Hai menzionato che ti ispiri ad artisti come St. Vincent o Bjork, perché la loro musica è in qualche modo un progetto più grande, e un progetto artistico. Senti di aver bisogno di avere quella sorta di controllo su ogni singolo aspetto artistico?
Oh sì. Ma allo stesso tempo—magari St. Vincent meno—ma Bjork collabora continuamente, e penso che il suo controllo derivi dalla scelta di chi collaborare. Ma penso che lei riponga molta fiducia nelle persone con cui lavora per creare qualcosa che proviene molto dal loro cervello. E questo è inspirante per me. Non voglio fare tutto da sola, ma voglio scegliere le persone con cui lo faccio.
Riferendoti al tuo stile, hai detto a Vogue, "puoi abbracciare il femminile e essere comunque una femminista." È qualcosa di cui sei anche consapevole rispetto alla tua musica?
Non ogni canzone, ma in certe canzoni, ne sono consapevole. Ci sono alcune canzoni che scrivo che potrebbero essere cantate da chiunque, non importa il genere. Ma alcune delle mie canzoni esplorano come sia essere me, Miya, come donna, perché non sempre sento di sapere cosa significhi. Quindi ci penso a volte, ma di solito non penso al mio genere quando scrivo musica. E non penso sempre a me stessa.
È interessante che tu dica così, perché le tue canzoni sembrano estremamente personali.

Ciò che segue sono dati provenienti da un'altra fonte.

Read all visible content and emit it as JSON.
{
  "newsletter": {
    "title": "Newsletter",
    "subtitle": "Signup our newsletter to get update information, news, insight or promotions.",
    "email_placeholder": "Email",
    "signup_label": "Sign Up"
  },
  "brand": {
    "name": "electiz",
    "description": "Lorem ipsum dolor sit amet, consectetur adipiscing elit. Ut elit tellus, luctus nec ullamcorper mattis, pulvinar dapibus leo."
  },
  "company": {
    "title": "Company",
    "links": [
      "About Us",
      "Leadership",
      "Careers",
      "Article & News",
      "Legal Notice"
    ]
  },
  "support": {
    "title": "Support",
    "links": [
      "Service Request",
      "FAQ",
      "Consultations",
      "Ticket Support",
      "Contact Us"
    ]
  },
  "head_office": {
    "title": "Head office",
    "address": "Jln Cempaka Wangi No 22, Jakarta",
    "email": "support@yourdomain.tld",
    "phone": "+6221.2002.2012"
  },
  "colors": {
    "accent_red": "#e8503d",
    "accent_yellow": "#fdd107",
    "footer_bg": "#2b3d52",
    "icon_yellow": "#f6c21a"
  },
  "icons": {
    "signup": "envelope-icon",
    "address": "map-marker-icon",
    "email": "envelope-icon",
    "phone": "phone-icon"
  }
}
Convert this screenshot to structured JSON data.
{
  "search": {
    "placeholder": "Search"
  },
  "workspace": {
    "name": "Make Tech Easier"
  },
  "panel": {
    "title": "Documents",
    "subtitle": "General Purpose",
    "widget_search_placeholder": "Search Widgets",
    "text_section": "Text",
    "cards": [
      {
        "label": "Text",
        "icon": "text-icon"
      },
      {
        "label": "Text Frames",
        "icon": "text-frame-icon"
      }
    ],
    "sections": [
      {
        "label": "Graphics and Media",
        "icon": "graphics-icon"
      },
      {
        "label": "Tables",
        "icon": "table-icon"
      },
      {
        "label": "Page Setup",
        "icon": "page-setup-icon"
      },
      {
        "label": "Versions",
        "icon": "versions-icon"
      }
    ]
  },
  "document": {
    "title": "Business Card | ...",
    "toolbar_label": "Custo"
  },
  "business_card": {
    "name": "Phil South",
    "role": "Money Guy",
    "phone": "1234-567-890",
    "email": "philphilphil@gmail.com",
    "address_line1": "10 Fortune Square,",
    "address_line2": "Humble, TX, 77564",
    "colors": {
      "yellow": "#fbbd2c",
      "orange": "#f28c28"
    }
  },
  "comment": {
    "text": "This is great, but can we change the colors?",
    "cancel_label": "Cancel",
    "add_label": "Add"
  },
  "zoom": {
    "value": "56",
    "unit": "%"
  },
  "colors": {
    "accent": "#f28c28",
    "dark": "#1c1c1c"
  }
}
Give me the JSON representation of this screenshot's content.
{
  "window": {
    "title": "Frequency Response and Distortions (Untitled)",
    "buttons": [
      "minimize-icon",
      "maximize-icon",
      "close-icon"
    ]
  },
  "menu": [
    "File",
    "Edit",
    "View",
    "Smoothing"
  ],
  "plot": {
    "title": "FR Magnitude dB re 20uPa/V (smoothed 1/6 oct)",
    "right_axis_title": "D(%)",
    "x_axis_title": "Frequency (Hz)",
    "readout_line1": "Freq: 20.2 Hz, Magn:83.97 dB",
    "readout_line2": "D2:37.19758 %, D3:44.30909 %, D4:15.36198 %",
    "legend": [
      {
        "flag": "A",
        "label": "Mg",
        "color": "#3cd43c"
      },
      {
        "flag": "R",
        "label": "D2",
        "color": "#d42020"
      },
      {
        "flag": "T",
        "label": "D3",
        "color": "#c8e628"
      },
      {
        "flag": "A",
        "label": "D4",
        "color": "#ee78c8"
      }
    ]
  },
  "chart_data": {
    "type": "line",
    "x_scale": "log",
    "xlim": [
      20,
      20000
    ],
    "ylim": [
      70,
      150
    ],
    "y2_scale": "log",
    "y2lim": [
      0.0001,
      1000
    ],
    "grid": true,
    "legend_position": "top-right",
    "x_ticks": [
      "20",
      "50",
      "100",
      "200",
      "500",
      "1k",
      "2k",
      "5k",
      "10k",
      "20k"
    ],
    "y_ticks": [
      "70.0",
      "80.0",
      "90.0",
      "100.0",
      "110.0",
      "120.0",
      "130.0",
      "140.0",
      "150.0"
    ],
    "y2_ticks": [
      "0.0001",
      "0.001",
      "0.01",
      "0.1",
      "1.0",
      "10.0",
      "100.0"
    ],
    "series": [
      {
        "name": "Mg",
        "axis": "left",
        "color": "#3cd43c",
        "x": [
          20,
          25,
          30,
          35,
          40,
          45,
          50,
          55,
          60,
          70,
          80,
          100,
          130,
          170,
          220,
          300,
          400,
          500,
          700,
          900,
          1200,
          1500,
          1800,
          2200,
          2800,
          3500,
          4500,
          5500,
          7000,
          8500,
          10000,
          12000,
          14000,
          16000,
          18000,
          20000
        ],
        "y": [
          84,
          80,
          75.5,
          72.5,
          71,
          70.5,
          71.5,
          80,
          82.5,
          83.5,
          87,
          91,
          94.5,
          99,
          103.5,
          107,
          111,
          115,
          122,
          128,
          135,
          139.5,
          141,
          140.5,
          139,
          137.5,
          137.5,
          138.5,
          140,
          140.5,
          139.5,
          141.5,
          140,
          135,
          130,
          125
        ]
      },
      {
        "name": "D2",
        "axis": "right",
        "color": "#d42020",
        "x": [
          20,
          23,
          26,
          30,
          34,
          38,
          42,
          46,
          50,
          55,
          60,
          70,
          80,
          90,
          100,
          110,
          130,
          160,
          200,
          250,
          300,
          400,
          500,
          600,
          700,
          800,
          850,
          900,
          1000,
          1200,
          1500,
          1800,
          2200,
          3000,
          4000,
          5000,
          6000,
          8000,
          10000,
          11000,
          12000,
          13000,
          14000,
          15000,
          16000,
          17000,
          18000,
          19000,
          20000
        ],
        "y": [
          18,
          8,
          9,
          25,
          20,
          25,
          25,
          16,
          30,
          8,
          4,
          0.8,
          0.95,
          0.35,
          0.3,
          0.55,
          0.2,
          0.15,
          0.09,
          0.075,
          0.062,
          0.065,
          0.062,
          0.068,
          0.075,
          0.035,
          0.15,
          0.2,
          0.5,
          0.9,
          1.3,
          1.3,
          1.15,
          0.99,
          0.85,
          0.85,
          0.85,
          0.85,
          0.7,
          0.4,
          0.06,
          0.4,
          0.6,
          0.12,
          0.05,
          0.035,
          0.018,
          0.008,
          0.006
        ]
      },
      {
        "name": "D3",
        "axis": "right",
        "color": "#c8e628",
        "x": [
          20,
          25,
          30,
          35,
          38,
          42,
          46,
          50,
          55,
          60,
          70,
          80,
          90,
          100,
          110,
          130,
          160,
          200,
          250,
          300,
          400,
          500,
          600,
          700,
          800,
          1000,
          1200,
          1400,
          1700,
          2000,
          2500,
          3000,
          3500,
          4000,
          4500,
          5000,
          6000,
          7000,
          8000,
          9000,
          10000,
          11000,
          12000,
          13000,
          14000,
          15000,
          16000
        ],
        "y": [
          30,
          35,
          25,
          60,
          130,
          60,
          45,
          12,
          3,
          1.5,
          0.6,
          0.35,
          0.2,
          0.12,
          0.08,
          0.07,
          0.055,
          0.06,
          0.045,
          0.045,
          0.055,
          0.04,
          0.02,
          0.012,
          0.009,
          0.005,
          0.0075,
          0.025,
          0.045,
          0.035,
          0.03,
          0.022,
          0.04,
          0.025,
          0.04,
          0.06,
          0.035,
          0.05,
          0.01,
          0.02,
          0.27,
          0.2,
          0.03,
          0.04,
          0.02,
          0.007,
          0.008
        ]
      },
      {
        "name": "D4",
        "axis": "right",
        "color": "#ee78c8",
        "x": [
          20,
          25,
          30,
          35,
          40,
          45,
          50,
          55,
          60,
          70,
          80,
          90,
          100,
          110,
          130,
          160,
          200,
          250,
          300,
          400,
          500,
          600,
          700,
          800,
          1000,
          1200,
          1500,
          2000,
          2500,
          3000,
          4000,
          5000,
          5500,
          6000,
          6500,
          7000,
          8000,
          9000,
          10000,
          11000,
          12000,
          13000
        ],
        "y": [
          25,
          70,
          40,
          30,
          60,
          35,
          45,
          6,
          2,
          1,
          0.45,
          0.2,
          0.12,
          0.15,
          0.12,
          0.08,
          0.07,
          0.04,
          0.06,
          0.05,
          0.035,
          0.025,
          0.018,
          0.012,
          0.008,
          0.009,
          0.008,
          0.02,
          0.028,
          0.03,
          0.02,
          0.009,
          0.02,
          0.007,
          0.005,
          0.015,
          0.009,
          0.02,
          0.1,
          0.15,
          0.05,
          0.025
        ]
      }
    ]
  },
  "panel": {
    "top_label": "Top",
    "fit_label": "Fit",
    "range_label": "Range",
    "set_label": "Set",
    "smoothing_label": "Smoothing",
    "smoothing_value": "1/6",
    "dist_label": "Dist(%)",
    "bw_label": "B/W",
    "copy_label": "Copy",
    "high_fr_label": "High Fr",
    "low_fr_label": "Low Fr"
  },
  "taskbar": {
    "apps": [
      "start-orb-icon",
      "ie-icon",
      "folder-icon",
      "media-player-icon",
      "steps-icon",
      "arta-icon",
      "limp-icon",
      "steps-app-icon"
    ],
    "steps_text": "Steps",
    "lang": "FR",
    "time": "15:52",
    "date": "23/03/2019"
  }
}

Dove tracci la linea?
Il modo in cui scrivo è molto stream of conscious, quindi creerò un piccolo pezzo di musica e poi lo ripeterò e canterò sopra per molto tempo—a volte fino a mezz'ora. E non sto pensando a nulla, davvero. Sto solo esplorando suoni e parole insieme. Poi, guardo indietro a quelle cose subconscie e capisco di cosa potrebbe trattarsi. E spesso parlo delle mie canzoni come: "la persona in questa canzone si sente così" o "la persona in questa canzone si sente in quel modo." A volte è solo: "Qual è questa sensazione che stiamo cercando di trasmettere?", "Cosa stiamo cercando di dire qui?" C'è un posto da cui scrivo che non è me, è solo una voce dentro di me che non penso sempre sia me.
Stai lavorando a un album completo. Come sta andando?
Ne sono abbastanza felice! Stiamo appena iniziando la produzione ora, ma penso che sarà...penso che mi piacerà [ride]...quindi è buono! Suonerà abbastanza diverso dalle mie altre cose, ma immagino che dovrai solo aspettare [ride].
Amileah Sutliff è una scrittrice, editor e produttrice creativa con sede a New York ed è l’editor del libro The Best Record Stores in the United States.